At Buffalo Bill State Park, you will find camping on the Buffalo Bill Reservoir for $17 a night for non-residents. The camping sites generally overlook the lake. We camped at the North Shore Bay campground because it’s closest to town, and used the campground as a base to explore Cody. The campground includes three loops, one of which has electricity for an extra five dollars a night.
Above: Camping at Buffalo Bill State Park
There is a lot to explore near Cody, including back roads like Highway 291, also known as the Southfork Road, that takes you on a scenic byway where Buffalo Bill had his famous T E Ranch.
If you entered Cody from the South on Highway 120, as we did, Meeteetse, Wyoming has the free Belden Museum with its wonderful photographs capturing the Old West and ranch life. The museum also includes history and works by the artist Harry Jackson who has displays in the Buffalo Bill Center of the West.
When it was time to leave Cody, we had a decision to make about our route to Red Lodge, Montana. We had heard about the Chief Joseph Scenic Byway, Highway 296, including Dead Indian Pass. We chose that route.
It is only 116 miles via Highway 296 to Red Lodge. To follow our route, we left Cody via Highway 120 North to the turnoff on Highway 296. After turning on Highway 296, the road starts immediately to climb along the Chief Joseph Scenic Byway up to Dead Indian Pass with views across the Absaroka mountain range.
Above: The top of Dead Indian Pass on the Chief Joseph Byway looking across the Absarkoa range
There is a spectacular view at the top of the Pass. Pull off into the parking area, and see the spectacular Absaroka Mountains and the road winding below.
An interpretive sign gives a quick glimpse of the history of Dead Indian Pass and the last free days of the Nez Perce Indians who were trying to join Sitting Bull after his battle at the Little Bighorn. Both Indian tribes tried to escape to Canada, but neither tribe was successful.

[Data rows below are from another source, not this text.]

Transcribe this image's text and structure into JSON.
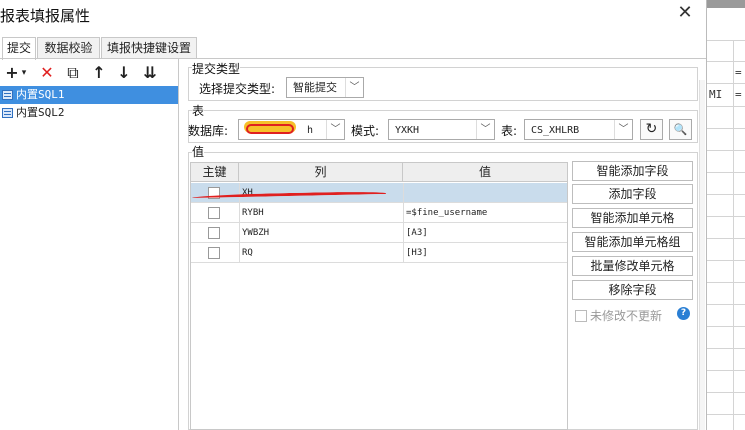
{
  "window": {
    "title": "报表填报属性"
  },
  "tabs": [
    {
      "label": "提交"
    },
    {
      "label": "数据校验"
    },
    {
      "label": "填报快捷键设置"
    }
  ],
  "toolbar": {
    "add": "+",
    "add_arrow": "▾",
    "delete": "✕",
    "copy": "⧉",
    "up": "↑",
    "down": "↓",
    "more": "⇊"
  },
  "tree": {
    "items": [
      {
        "label": "内置SQL1"
      },
      {
        "label": "内置SQL2"
      }
    ]
  },
  "submit_type": {
    "legend": "提交类型",
    "label": "选择提交类型:",
    "value": "智能提交"
  },
  "table": {
    "legend": "表",
    "db_label": "数据库:",
    "db_value_visible": "h",
    "schema_label": "模式:",
    "schema_value": "YXKH",
    "table_label": "表:",
    "table_value": "CS_XHLRB"
  },
  "values": {
    "legend": "值",
    "columns": [
      "主键",
      "列",
      "值"
    ],
    "rows": [
      {
        "col": "XH",
        "val": ""
      },
      {
        "col": "RYBH",
        "val": "=$fine_username"
      },
      {
        "col": "YWBZH",
        "val": "[A3]"
      },
      {
        "col": "RQ",
        "val": "[H3]"
      }
    ]
  },
  "side_buttons": {
    "smart_add_field": "智能添加字段",
    "add_field": "添加字段",
    "smart_add_cell": "智能添加单元格",
    "smart_add_cell_group": "智能添加单元格组",
    "batch_modify_cell": "批量修改单元格",
    "remove_field": "移除字段"
  },
  "no_update_unmodified": "未修改不更新",
  "help_glyph": "?",
  "background_sheet": {
    "cell1": "=",
    "cell2": "MI",
    "cell3": "="
  },
  "colors": {
    "selection": "#3f8fe0",
    "row_selected": "#c9dcec",
    "annotation": "#e02020",
    "help": "#2a7fd4"
  }
}
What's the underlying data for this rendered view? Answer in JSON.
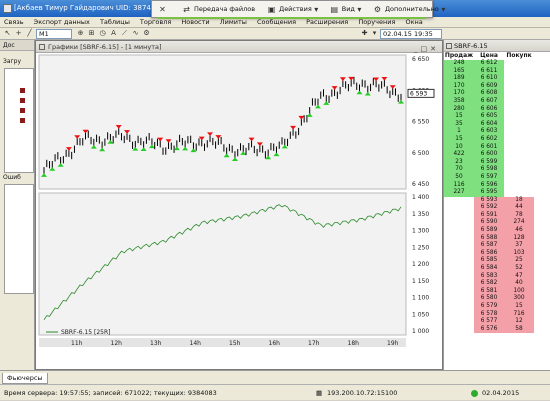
{
  "window": {
    "title": "[Акбаев Тимур Гайдарович UID: 3874] Ин"
  },
  "menu": [
    "Связь",
    "Экспорт данных",
    "Таблицы",
    "Торговля",
    "Новости",
    "Лимиты",
    "Сообщения",
    "Расширения",
    "Поручения",
    "Окна"
  ],
  "floating_toolbar": {
    "items": [
      {
        "label": "",
        "icon": "close-icon"
      },
      {
        "label": "Передача файлов",
        "icon": "transfer-icon"
      },
      {
        "label": "Действия",
        "icon": "actions-icon"
      },
      {
        "label": "Вид",
        "icon": "view-icon"
      },
      {
        "label": "Дополнительно",
        "icon": "gear-icon"
      }
    ]
  },
  "toolbar": {
    "timeframe": "M1",
    "date": "02.04.15 19:35"
  },
  "left_panel": {
    "header": "Дос",
    "label1": "Загру",
    "label2": "Ошиб"
  },
  "chart": {
    "window_title": "Графики [SBRF-6.15] - [1 минута]",
    "price_label": "6 593",
    "price_axis": [
      "6 650",
      "6 600",
      "6 550",
      "6 500",
      "6 450"
    ],
    "volume_axis": [
      "1 400",
      "1 350",
      "1 300",
      "1 250",
      "1 200",
      "1 150",
      "1 100",
      "1 050",
      "1 000"
    ],
    "time_axis": [
      "11h",
      "12h",
      "13h",
      "14h",
      "15h",
      "16h",
      "17h",
      "18h",
      "19h"
    ],
    "legend": "SBRF-6.15 [25R]",
    "colors": {
      "up": "#22cc22",
      "down": "#ee1111",
      "line": "#2a8a2a"
    }
  },
  "chart_data": [
    {
      "type": "line",
      "x": [
        "10h",
        "11h",
        "12h",
        "13h",
        "14h",
        "15h",
        "16h",
        "17h",
        "18h",
        "19h"
      ],
      "values": [
        6470,
        6520,
        6525,
        6510,
        6518,
        6503,
        6508,
        6592,
        6615,
        6597
      ],
      "ylim": [
        6440,
        6660
      ]
    },
    {
      "type": "line",
      "x": [
        "10h",
        "11h",
        "12h",
        "13h",
        "14h",
        "15h",
        "16h",
        "17h",
        "18h",
        "19h"
      ],
      "values": [
        1035,
        1150,
        1250,
        1280,
        1340,
        1360,
        1395,
        1330,
        1350,
        1385
      ],
      "ylim": [
        1000,
        1420
      ]
    }
  ],
  "order_book": {
    "title": "SBRF-6.15",
    "headers": [
      "Продаж",
      "Цена",
      "Покупк"
    ],
    "rows": [
      [
        "248",
        "6 612",
        ""
      ],
      [
        "165",
        "6 611",
        ""
      ],
      [
        "189",
        "6 610",
        ""
      ],
      [
        "170",
        "6 609",
        ""
      ],
      [
        "170",
        "6 608",
        ""
      ],
      [
        "358",
        "6 607",
        ""
      ],
      [
        "280",
        "6 606",
        ""
      ],
      [
        "15",
        "6 605",
        ""
      ],
      [
        "35",
        "6 604",
        ""
      ],
      [
        "1",
        "6 603",
        ""
      ],
      [
        "15",
        "6 602",
        ""
      ],
      [
        "10",
        "6 601",
        ""
      ],
      [
        "422",
        "6 600",
        ""
      ],
      [
        "23",
        "6 599",
        ""
      ],
      [
        "70",
        "6 598",
        ""
      ],
      [
        "50",
        "6 597",
        ""
      ],
      [
        "116",
        "6 596",
        ""
      ],
      [
        "227",
        "6 595",
        ""
      ],
      [
        "",
        "6 593",
        "18"
      ],
      [
        "",
        "6 592",
        "44"
      ],
      [
        "",
        "6 591",
        "78"
      ],
      [
        "",
        "6 590",
        "274"
      ],
      [
        "",
        "6 589",
        "46"
      ],
      [
        "",
        "6 588",
        "128"
      ],
      [
        "",
        "6 587",
        "37"
      ],
      [
        "",
        "6 586",
        "103"
      ],
      [
        "",
        "6 585",
        "25"
      ],
      [
        "",
        "6 584",
        "52"
      ],
      [
        "",
        "6 583",
        "47"
      ],
      [
        "",
        "6 582",
        "40"
      ],
      [
        "",
        "6 581",
        "100"
      ],
      [
        "",
        "6 580",
        "300"
      ],
      [
        "",
        "6 579",
        "15"
      ],
      [
        "",
        "6 578",
        "716"
      ],
      [
        "",
        "6 577",
        "12"
      ],
      [
        "",
        "6 576",
        "58"
      ]
    ],
    "sell_color": "#7fe07f",
    "buy_color": "#f4a0a8"
  },
  "bottom_tab": "Фьючерсы",
  "status": {
    "server_time": "Время сервера: 19:57:55; записей: 671022; текущих: 9384083",
    "server_ip": "193.200.10.72:15100",
    "date": "02.04.2015"
  }
}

After descending Dead Indian Pass with its switchbacks, there is a long valley with mountains in every direction. As you enter this valley, you will see the Dead Indian Campground along Dead Indian Creek. If this campground isn’t primitive enough for you, you can turn off to the left on Forest Highway 101, Sunlight Road, which leads to at least two primitive campgrounds about twelve miles down the gravel road. We didn’t take this gravel road, but it looked very interesting.
Along Highway 296, leading to Clark’s Fork River and the junction to the Beartooth Highway, there are more gravel roads to explore with mountain peaks from 7,000 to 12,000 feet high. You will not find organized campgrounds until you near a small community on the Clark’s Fork River called Painters’ Outpost. There you can buy gas, eat a meal, buy camping supplies, rent cabins, or camp. As you continue on Highway 296, you will see Pilot and Index peaks rising to nearly 12,000 feet.

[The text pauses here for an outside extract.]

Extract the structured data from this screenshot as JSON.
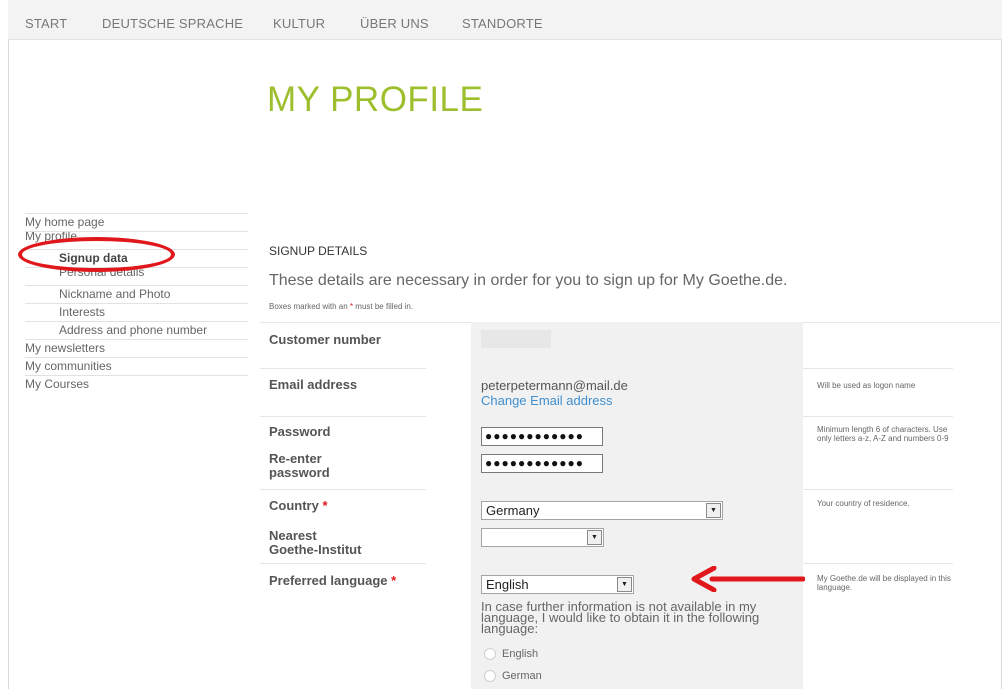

In a few more miles, you’ll reach the junction of the Beartooth Highway, Highway 212, which is closed in winter. Both the Chief Joseph Highway and the Beartooth Highway are paved, two-lane roads and were in good condition.
The Beartooth Highway
Turn right on the Beartooth Highway towards Red Lodge, Montana. CBS journalist Charles Kuralt once called this stretch of the Beartooth Highway “the most beautiful drive in America”. The highway opened in 1932, and follows closely the route laid out by General Philip Sheridan.
Above: Jim and Mary at Beartooth Lake
After five miles travel on the Beartooth Highway, turning left on Forest Road 142 brings you to the first scenic view at Clay Butte Lookout Tower. This tower was built in 1942 by the CCC, and gives a panoramic view of several mountaintops. A little further ahead, a parking area allows for a beautiful view of Beartooth Lake in the Shoshoni National Forest.